Eu nasci numa altura em que já havia uma certa efervescência, de um sentimento nacionalista no seio da população angolana. Desde criança, na Ganda, por exemplo, eu ia para a escola, era miúdo, e já me sentia mal quando via miúdos como eu, com que nós brincávamos e às tantas eles desapareciam, iam para as matas, praticamente para os subúrbios, para as zonas periféricas das vilas. As zonas periféricas das vilas eram as sanzalas, naquela altura. E ficavam ali. Isso me impressionava um bocadinho. Não sei por que razão, mas já me impressionava. Havia um racismo evidente. A forma como os colonos tratavam os angolanos e o próprio sistema colonial era terrível. Além do contrato, que era uma forma de escravatura, tratavam mal as pessoas. O contrato era uma escravatura disfarçada, camuflada pelas autoridades coloniais. Na prática, obrigavam os jovens angolanos a trabalhar nas fazendas. Para os forçar a esse trabalho, eram frequentemente raptados das suas sanzalas. Alguns conseguiam fugir, mas muitos eram capturados pela administração local e enviados para longe das suas comunidades, onde eram obrigados a trabalhar nos latifúndios.
Na sua família, por exemplo, havia indígenas? E como é que era a relação dentro da própria família?
Havia indígenas, sim. A maior parte era indígena. Era normal, sim. Todas as famílias tinham indígenas, de certeza. Tudo dependia da forma como cada família recebia o familiar que vinha do mato para casa. Havia pessoas que não tinham consciência de que estavam a ser manipuladas pelo sistema. Alguns chegavam mesmo a pensar que eram brancos de pele negra, é verdade. Havia, por exemplo, raparigas que não queriam nada com negros e procuravam envolver-se apenas com brancos.
Tem algum episódio que o tenha marcado no tempo colonial, pessoalmente?

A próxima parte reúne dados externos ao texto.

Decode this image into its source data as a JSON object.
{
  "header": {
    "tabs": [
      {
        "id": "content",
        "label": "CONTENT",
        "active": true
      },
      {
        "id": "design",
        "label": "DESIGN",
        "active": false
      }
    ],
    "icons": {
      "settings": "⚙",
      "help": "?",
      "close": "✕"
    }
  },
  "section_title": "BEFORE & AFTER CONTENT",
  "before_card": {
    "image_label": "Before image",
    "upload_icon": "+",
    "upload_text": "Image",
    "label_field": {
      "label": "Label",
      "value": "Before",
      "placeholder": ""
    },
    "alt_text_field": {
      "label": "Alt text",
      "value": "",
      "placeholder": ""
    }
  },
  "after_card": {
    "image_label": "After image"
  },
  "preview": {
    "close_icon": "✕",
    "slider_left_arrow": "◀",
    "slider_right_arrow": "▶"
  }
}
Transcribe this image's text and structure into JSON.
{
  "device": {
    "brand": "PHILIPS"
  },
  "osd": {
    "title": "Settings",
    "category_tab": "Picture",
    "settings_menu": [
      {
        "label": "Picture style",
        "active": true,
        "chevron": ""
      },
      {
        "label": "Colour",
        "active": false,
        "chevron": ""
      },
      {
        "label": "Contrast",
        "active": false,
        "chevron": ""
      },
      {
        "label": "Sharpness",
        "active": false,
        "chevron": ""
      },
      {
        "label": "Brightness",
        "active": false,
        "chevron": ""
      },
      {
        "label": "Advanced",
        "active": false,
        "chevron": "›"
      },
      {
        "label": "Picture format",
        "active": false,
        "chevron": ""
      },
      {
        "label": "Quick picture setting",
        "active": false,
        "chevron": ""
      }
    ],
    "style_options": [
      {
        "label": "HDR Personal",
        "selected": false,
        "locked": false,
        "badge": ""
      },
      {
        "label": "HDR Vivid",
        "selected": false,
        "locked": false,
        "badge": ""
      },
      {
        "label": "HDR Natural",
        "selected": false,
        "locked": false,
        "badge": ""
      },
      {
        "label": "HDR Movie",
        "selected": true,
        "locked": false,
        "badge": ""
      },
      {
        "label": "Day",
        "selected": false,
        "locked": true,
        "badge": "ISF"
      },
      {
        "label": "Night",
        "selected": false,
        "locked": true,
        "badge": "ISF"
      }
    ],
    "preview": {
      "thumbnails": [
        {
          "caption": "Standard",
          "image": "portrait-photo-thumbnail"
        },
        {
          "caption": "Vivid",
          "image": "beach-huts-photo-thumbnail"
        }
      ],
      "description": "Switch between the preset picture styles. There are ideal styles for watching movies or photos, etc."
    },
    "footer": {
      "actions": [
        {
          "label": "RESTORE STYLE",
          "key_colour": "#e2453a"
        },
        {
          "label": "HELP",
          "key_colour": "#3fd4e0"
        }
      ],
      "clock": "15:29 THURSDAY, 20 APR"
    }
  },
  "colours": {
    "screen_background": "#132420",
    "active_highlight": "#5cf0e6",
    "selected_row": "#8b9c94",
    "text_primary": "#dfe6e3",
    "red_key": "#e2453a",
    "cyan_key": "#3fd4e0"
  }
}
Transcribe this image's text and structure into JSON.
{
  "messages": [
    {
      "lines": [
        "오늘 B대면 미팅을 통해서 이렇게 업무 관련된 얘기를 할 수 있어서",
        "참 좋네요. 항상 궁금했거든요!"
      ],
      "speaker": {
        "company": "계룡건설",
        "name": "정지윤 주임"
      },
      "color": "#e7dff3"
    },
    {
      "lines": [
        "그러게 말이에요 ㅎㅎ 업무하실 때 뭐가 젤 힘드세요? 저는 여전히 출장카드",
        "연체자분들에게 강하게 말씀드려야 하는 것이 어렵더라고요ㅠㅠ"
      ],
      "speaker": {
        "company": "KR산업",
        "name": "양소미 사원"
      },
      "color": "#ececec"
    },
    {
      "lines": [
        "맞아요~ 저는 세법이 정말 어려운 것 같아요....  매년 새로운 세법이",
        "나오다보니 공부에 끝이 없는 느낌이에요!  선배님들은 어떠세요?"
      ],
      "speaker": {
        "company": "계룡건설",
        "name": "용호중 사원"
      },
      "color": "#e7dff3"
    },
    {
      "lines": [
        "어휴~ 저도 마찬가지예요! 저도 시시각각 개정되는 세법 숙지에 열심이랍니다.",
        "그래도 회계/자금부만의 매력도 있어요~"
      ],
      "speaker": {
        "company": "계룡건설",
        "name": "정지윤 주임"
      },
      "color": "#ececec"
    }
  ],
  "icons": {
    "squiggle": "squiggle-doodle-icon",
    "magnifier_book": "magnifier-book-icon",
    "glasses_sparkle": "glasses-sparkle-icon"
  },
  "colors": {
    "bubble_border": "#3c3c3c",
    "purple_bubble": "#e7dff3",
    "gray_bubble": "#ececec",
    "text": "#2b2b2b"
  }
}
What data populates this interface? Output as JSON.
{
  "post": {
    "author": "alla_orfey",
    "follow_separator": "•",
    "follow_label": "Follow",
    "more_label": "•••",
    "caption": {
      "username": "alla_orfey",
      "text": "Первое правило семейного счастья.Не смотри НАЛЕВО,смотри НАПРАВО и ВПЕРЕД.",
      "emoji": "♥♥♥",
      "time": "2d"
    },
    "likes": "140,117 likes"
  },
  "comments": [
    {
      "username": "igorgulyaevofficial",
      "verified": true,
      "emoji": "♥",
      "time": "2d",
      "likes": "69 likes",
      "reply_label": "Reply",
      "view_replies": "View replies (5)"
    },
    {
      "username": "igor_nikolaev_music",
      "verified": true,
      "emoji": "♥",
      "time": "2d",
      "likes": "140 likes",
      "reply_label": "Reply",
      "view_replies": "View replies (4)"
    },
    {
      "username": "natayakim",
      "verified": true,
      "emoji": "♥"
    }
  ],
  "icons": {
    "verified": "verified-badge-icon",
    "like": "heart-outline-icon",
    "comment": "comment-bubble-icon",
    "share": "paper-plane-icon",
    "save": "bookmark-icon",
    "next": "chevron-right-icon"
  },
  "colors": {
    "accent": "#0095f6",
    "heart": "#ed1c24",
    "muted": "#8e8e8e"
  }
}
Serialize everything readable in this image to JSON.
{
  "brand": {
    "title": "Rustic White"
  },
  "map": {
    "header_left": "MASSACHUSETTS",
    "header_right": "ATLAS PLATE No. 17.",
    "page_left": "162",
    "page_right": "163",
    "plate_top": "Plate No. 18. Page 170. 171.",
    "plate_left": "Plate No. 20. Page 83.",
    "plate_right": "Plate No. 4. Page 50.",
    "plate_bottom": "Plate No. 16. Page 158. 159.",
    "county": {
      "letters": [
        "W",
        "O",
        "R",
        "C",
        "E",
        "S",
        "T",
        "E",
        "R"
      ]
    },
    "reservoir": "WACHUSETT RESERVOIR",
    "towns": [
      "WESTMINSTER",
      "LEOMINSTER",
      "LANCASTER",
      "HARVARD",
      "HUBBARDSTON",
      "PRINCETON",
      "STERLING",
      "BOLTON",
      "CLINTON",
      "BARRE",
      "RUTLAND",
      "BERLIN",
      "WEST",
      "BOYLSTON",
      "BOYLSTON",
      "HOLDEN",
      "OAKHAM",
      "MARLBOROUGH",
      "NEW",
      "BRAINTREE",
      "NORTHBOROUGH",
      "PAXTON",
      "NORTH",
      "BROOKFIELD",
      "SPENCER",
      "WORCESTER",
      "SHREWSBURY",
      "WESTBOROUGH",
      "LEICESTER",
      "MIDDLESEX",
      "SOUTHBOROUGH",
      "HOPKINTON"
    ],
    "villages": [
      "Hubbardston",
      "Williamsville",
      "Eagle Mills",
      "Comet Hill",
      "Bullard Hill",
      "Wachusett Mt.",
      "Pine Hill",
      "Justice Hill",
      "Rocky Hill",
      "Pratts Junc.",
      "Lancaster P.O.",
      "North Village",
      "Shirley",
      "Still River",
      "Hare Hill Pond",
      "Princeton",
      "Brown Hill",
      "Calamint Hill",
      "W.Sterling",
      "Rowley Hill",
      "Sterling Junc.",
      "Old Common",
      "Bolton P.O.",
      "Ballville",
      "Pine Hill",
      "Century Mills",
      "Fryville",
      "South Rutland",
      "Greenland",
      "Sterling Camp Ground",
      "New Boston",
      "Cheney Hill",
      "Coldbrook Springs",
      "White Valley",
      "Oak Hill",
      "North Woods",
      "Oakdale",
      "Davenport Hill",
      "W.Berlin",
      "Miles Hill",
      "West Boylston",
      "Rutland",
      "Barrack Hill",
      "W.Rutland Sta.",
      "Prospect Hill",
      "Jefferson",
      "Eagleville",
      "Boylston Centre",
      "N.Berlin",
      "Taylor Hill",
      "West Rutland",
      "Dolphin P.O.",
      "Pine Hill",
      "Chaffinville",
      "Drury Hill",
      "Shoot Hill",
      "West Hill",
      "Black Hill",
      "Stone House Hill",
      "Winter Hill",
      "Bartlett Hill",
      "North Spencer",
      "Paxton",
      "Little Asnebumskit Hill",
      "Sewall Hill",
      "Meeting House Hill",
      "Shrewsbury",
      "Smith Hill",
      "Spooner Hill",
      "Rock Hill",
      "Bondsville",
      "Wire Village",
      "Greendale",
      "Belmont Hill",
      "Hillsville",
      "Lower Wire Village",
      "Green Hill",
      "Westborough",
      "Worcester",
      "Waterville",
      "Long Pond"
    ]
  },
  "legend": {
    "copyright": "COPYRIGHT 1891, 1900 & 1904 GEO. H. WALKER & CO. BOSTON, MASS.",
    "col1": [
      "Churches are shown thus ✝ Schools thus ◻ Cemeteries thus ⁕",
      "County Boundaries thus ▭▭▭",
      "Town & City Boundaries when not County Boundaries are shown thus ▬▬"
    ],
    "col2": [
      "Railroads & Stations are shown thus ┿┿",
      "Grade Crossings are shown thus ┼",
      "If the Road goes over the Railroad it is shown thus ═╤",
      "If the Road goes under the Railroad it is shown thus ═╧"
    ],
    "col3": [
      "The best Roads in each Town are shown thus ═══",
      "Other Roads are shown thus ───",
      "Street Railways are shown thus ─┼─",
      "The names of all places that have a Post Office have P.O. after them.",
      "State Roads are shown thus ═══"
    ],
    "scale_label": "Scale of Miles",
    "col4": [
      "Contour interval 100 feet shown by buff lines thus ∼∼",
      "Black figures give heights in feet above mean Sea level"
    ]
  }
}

Na minha juventude, houve um episódio marcante em Luanda, no Bar Jinga, no Marçal. Eu tinha um colega, o Borges Bamba, com quem estava quase sempre. Naquele tempo estudávamos juntos nos Maristas. Certo dia, vínhamos de São Paulo para casa quando vimos um grupo de pessoas reunidas, a discutir. Perguntámos o que se passava. Disseram-nos que uma senhora portuguesa branca tinha atropelado um homem negro e alegava que ele estava bêbado. Entretanto, alguns brancos que estavam no bar começaram a confirmar essa versão, dizendo que a senhora não tinha culpa e podia ir embora. A situação começou a atrair cada vez mais gente. Nessa altura, já havia um sentimento nacionalista bastante forte e muitos estavam apenas à espera de uma oportunidade. Foi então que o meu amigo Borges Bamba deu uma cabeçada a um dos brancos que defendia a senhora. A partir daí, instalou-se uma verdadeira luta entre negros e brancos — e eu estava no meio daquela confusão. Houve um confronto mais directo entre um angolano chamado Gamboa e um branco, ambos de porte físico grande. Agarraram-se e começaram a lutar aos socos. A confusão em volta parou por momentos, e todos ficaram a assistir para ver quem iria ganhar.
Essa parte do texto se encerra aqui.